/BGCN

A Tensorflow implementation of "Bayesian Graph Convolutional Neural Networks" (AAAI 2019).

Primary LanguagePythonMIT LicenseMIT

BGCN

This is a TensorFlow implementation of "Bayesian Graph Convolutional Neural Networks" for the task of (semi-supervised) classification of nodes in a graph, as described in our paper:

Yingxue Zhang*, Soumyasundar Pal*, Mark Coates, Deniz Üstebay, Bayesian graph convolutional neural networks for semi-supervised classification (AAAI 2019)

Getting Started

Prerequisites

Python 3.5
sklearn
numpy
scipy
tensorflow (>=1.5.0)

Run the demo

python BGCN_main.py

Idea illustration

Almost all graph neural network based algorithms process a graph as though it is the ground-truth depiction of the relationship between nodes [2] [3], but often the graphs employed in applications are themselves derived from noisy data or modeling assumptions. Spurious edges may be included; other edges may be missing between nodes that have very strong relationships. Thus, the current GCNNs algorithms have the following limitations: (1) All the previous GCNN models are deterministic models and unable to capture the uncertainty of the underlying data topology. (2) Overfitting problem happens when limited labels are presented for training. (3) Sensitive to spurious links in the underlying structure.

In this paper, we propose a novel graph convolution neural networks, namely the Bayesian graph convolutional neural networks (Bayesian-GCNNs) [1], to tackle the limitations of the previous GCNNs model as we addressed earlier. We use the node classification in semi-supervised learning setting as an example use case of the Bayesian-GCNNs. We will discuss the Bayesian-GCNNs formulation as follows.

Bayesian-GCNN views the observed graph as a realization from a parametric family of random graphs. We then target inference of the joint posterior of the random graph parameters and the node (or graph) labels using Bayes' theorem. We use a Monte Carlo approximation to achieve this process. In this approximation, three steps of sampling process are involved. First, V samples λv are drawn from the posterior of a family of graph generative model, as shown in Figure 2 (the precise method for generating these samples from the posterior varies depending on the nature of the graph model). Secondly, the NG number of graphs are sampled from the graph generative model using the adopted random graph model, as shown in Figure 3. Thirdly, S weight matrices are sampled from the Bayesian GCNNs using the dropout approximation [4], as shown in Figure 4. The final prediction result is an average of all the predictions coming from different samples, as shown in Figure 5. Comparing to previous graph convolutional neural networks (GCNNs), the main difference is that when we do node label prediction, we will simultaneously learn a graph generation model based on the observed underlying topology, and we learn the parameters of this graph generation model. We can sample a number of similar distributions but diverse topology based on the posterior of the graph generation model. Thus, in the aggregation step of the GCNNs, we are able to learn more general node embedding by incorporating information from different potential neighbors.

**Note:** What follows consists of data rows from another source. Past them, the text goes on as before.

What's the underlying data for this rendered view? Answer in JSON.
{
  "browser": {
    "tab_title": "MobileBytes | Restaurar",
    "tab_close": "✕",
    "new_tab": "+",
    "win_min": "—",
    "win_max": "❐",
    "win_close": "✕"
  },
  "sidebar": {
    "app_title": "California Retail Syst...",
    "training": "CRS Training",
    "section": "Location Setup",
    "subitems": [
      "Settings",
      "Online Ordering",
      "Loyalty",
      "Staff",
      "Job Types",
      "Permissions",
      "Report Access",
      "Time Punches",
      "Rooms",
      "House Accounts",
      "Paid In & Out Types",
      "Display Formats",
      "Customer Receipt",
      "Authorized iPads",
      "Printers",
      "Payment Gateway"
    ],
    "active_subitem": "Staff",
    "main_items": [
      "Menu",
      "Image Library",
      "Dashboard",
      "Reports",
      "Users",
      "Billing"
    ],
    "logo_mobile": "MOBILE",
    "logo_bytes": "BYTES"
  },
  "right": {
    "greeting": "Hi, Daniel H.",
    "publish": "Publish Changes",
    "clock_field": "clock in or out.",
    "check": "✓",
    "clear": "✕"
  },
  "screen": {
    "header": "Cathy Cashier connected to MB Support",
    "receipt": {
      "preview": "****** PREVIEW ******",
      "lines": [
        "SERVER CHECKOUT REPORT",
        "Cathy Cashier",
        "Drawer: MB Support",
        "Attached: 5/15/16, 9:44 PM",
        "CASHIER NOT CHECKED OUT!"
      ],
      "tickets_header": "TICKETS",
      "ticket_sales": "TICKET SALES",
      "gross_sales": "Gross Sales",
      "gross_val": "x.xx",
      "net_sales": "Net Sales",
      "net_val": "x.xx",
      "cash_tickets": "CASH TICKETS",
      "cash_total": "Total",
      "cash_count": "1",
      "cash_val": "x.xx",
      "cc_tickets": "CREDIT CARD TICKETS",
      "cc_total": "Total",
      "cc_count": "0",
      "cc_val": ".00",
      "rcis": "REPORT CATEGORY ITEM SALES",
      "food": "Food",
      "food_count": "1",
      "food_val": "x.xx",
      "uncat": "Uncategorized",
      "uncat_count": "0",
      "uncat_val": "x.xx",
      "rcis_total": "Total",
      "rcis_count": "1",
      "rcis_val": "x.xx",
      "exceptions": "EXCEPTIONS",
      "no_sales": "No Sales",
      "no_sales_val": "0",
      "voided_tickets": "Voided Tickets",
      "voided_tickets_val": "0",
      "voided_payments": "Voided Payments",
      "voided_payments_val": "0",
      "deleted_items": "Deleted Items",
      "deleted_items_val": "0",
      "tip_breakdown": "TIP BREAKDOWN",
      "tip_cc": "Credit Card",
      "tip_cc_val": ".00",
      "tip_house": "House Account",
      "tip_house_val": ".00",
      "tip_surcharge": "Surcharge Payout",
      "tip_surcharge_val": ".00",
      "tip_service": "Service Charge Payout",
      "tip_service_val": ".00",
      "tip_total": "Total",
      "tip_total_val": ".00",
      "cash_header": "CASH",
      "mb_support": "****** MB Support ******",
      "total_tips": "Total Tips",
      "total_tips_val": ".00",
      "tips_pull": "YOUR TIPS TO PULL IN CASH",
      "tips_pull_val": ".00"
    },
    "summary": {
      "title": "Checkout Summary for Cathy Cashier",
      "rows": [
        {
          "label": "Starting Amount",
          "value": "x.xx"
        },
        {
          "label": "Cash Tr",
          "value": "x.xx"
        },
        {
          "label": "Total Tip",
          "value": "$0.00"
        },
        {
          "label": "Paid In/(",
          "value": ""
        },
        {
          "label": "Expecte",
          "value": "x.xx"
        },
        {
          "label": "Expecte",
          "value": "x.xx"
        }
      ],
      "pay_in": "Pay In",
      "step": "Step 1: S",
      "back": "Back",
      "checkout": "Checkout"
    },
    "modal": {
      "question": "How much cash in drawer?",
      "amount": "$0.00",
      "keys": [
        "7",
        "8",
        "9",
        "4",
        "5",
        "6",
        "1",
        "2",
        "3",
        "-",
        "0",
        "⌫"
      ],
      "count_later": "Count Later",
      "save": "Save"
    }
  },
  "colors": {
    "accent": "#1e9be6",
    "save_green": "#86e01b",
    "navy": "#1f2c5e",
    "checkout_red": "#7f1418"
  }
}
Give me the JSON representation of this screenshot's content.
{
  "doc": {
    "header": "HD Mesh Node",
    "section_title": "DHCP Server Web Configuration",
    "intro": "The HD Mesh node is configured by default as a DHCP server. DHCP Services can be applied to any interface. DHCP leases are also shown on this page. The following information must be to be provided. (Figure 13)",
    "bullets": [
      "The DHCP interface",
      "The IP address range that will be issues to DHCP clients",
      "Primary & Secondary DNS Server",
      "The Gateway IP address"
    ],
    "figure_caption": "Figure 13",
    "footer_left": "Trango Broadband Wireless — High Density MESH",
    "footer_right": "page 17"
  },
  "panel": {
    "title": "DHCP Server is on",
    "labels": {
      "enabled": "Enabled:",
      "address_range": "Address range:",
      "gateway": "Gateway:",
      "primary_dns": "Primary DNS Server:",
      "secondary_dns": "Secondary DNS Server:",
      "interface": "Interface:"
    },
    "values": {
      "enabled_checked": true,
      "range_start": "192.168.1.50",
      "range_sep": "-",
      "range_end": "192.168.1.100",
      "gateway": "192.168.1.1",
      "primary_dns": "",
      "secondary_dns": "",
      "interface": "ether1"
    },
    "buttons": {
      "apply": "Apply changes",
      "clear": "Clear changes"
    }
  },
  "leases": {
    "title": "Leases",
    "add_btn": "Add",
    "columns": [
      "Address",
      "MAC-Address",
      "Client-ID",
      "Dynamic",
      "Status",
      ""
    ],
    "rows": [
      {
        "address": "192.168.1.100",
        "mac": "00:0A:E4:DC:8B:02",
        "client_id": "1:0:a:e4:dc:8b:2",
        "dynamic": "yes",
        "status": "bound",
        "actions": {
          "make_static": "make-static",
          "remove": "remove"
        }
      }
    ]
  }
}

Figure 2 Step 1: Bayesian inference for a graph generative model

Figure 3 Step 2: Sampling random graphs

Figure 4 Step 3: Sampling GCNN weights

Figure 5 Step 4: Computing the posterior of the node labels

From various experiments, the Bayesian GCNN formulation shows that, although computationally more demanding, it leads to (1) an ability to learn more rapidly with less data, (2) a better capacity to represent uncertainty, and (3) better robustness and resilience to noise or adversarial attacks.

[1] Yingxue Zhang, Soumyasundar Pal, Mark Coates, Deniz Üstebay, "Bayesian graph convolutional neural networks for semi-supervised classification," in Proc. AAAI Conference on Artificial Intelligence (AAAI), 2019

[2] Thomas Kipf and Max Welling, "Semi-supervised classification with graph convolutional networks," in Proc. Int. Conf. Learning Representations (ICLR), 2017.

[3] William Hamilton, Rex Ying, and Jure Leskovec, "Inductive representation learning on large graphs," in Proc. Adv. Neural Inf. Proc. Systems (NIPS), 2017.

[4] Yarin Gal and Zoubin Ghahramani, "Dropout as a Bayesian approximation: Representing model uncertainty in deep learning," in Proc. Int .Conf. Machine Learning (ICML), 2016.